Did you hear the one about the Egyptian girl…?

OK, grammar geek time.  A huge pet peeve of mine is lie/lay conjugation and construction errors.  I don’t know what to say: memorize them and practice them until they sound right in your ear?  Or read more?

1.  to lie, intransitive, meaning “to intentionally tell a falsehood”:  I lie, he lies, I am lying, I lied yesterday, I have lied.

2.  to lie, intransitive, meaning “to be prone or supine”:  I lie, he lies, I am lying, I lay yesterday, I have lain.

3.  to lay, transitive, meaning “to cause something to lie”:  I lay it, he lays it, I am laying it, I laid it yesterday, I have laid it.

Is that messy?  Yes.  Is it hard to remember?  Yes.  Will it always be this way?  Maybe not.  Is it still the case that you will sound like a dolt if you mess this up?  Oh, yes.

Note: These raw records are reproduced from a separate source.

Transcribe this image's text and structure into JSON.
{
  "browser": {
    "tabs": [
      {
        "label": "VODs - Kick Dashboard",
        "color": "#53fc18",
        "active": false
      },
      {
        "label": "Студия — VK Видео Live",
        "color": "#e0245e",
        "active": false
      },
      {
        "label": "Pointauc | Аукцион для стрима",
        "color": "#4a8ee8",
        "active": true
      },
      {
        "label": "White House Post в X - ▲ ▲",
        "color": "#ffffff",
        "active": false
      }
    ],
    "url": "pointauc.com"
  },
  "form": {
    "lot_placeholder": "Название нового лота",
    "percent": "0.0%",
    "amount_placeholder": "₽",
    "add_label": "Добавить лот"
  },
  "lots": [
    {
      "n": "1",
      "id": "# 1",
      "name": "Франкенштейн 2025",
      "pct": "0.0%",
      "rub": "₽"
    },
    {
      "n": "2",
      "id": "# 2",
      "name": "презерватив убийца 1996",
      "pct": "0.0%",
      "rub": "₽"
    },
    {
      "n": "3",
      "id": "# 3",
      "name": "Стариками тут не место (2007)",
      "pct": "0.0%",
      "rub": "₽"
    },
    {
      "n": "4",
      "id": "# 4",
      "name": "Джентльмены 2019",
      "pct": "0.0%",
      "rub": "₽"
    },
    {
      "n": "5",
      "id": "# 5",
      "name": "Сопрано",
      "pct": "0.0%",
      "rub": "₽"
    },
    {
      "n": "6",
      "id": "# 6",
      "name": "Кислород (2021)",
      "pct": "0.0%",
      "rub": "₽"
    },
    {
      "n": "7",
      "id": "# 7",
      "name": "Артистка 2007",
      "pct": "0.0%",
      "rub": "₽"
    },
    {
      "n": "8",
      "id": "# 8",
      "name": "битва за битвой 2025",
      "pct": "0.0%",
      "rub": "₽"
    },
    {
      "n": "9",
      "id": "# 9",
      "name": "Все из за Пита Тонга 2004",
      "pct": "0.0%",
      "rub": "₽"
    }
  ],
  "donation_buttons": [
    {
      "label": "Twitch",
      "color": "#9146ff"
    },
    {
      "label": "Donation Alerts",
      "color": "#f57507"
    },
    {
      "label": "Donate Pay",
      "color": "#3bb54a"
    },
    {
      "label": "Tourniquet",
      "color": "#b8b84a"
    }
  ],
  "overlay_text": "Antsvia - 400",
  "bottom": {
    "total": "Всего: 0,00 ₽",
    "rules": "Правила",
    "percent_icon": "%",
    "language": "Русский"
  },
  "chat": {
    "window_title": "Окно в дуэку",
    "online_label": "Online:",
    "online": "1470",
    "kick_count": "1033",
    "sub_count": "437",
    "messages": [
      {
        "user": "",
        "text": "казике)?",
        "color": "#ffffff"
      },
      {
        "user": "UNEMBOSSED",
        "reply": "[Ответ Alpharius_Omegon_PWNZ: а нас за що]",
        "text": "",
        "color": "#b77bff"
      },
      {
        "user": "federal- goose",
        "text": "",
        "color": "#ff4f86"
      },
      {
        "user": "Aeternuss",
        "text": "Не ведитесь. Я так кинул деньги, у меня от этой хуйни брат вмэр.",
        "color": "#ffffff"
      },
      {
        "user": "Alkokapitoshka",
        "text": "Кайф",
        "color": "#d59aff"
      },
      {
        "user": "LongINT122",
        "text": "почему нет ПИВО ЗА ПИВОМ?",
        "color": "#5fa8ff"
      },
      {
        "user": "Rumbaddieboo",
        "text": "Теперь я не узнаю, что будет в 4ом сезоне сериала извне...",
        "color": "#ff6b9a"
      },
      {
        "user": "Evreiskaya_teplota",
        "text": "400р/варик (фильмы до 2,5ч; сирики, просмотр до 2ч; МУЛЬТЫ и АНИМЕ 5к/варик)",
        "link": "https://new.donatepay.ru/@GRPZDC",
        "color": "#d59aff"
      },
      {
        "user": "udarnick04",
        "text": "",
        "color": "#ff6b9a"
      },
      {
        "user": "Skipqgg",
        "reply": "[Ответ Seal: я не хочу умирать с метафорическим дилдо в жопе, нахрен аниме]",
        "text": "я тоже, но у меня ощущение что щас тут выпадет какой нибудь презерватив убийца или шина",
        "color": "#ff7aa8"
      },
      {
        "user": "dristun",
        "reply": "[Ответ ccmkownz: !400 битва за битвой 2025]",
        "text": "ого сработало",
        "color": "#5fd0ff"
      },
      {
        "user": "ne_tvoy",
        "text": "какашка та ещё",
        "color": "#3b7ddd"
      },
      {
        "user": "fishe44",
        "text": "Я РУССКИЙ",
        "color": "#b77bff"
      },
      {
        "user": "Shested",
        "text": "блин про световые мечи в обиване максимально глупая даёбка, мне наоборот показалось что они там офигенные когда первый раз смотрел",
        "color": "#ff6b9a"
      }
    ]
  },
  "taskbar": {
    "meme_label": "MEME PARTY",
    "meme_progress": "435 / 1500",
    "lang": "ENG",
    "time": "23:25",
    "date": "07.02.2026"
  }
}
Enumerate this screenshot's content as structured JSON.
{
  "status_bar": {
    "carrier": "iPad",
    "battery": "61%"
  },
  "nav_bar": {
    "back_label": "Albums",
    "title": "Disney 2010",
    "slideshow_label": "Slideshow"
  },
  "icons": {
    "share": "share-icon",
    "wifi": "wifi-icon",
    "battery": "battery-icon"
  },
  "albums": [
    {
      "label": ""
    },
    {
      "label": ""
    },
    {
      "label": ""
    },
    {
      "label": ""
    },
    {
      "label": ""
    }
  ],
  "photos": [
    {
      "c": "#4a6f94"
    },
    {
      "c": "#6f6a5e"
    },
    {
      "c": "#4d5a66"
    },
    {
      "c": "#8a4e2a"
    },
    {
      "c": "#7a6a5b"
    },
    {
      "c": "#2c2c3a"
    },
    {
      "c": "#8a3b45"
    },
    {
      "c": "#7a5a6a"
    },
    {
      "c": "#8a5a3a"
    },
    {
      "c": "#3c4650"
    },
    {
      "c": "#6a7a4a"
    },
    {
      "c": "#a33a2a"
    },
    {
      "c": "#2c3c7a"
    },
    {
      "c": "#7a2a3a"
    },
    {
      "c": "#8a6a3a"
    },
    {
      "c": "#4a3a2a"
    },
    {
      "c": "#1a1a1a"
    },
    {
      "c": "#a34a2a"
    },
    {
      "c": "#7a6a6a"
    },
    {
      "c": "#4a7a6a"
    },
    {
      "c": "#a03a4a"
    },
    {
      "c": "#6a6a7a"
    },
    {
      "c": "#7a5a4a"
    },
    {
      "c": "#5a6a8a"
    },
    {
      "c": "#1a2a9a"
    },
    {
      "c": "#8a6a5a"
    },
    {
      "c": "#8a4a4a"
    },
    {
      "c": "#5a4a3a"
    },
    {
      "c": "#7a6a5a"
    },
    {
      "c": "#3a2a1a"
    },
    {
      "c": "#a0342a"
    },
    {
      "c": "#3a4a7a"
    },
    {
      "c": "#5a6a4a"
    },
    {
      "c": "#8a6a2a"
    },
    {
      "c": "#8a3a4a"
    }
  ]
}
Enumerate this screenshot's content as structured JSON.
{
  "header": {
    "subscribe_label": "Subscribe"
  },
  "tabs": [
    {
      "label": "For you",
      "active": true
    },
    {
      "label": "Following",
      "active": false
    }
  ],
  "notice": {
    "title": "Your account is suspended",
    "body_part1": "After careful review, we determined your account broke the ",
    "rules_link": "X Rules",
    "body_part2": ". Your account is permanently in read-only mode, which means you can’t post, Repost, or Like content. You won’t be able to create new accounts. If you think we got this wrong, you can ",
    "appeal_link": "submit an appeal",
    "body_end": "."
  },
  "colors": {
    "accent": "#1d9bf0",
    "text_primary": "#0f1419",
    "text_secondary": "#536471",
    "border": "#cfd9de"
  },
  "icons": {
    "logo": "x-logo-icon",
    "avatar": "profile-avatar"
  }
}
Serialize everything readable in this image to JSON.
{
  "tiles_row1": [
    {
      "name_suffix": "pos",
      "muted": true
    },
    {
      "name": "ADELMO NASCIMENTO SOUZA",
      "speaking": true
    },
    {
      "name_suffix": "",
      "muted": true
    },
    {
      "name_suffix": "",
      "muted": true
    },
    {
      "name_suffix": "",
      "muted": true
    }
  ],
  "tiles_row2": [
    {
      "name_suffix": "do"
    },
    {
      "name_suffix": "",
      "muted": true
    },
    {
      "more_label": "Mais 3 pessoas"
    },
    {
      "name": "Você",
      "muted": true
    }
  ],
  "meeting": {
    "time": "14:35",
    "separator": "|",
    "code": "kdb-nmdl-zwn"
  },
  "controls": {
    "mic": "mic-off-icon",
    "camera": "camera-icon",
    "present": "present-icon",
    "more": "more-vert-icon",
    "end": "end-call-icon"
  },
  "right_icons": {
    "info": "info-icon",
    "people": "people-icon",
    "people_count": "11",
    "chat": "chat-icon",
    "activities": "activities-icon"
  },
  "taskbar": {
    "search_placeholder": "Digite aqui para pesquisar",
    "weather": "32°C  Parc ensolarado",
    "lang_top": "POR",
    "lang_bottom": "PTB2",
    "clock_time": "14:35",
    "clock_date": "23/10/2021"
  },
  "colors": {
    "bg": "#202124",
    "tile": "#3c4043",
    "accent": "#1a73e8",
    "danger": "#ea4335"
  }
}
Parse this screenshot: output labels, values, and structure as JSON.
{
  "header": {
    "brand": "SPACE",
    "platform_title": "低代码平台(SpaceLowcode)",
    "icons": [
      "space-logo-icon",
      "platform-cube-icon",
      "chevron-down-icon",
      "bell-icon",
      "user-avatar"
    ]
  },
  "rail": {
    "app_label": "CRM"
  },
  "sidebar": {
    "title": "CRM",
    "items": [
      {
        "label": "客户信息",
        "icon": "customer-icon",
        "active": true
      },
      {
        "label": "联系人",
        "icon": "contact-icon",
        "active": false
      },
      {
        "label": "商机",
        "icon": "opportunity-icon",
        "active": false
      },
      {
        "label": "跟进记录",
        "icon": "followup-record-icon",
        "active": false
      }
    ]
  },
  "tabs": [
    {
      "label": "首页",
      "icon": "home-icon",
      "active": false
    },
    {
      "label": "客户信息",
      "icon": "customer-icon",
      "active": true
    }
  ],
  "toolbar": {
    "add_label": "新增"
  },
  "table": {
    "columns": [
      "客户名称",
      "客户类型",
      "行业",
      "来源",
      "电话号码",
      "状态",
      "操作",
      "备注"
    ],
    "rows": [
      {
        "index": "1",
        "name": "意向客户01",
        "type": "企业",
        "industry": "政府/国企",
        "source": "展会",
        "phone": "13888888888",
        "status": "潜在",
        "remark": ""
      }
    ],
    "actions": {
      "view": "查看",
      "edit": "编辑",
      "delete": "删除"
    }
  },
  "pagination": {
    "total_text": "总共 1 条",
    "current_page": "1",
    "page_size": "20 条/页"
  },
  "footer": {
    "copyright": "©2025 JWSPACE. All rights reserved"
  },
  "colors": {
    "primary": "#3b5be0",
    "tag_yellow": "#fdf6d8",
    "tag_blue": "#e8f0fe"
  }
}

Please scrutinize the above table.  In none of these verbs is there an intransitive simple present of the form “lay”.  There is only a transitive one.  So if you say “I want to lay down,” my brain is waiting for an object, and when it doesn’t come, my brain tumbles a bit.  The educated ear is expecting something like “I want to lay down the remote control and go outside.”  If you mean that you desire to intentionally become horizontal, you say “I want to lie down.”

Likewise, you cannot say “He went in the back and laid down.”  That, too, needs an object: again, something like “he went in the back and laid down the law,” which, while pretty awesome-sounding, is almost certainly not what you meant.  If you expressing a simple past action, you say “He went in the back and lay down.”

You do not say “my cat is laying on me”, unless you mean that you have some weird atavistic female feline who produces eggs instead of live kittens.

And you will explode some people’s skulls if you say “He went and lied down”.  That’s … just … that’s completely wrong.  It’s up there with “Me and you’re cousin’s am gonna go bring the dog to the vet for it’s shots.”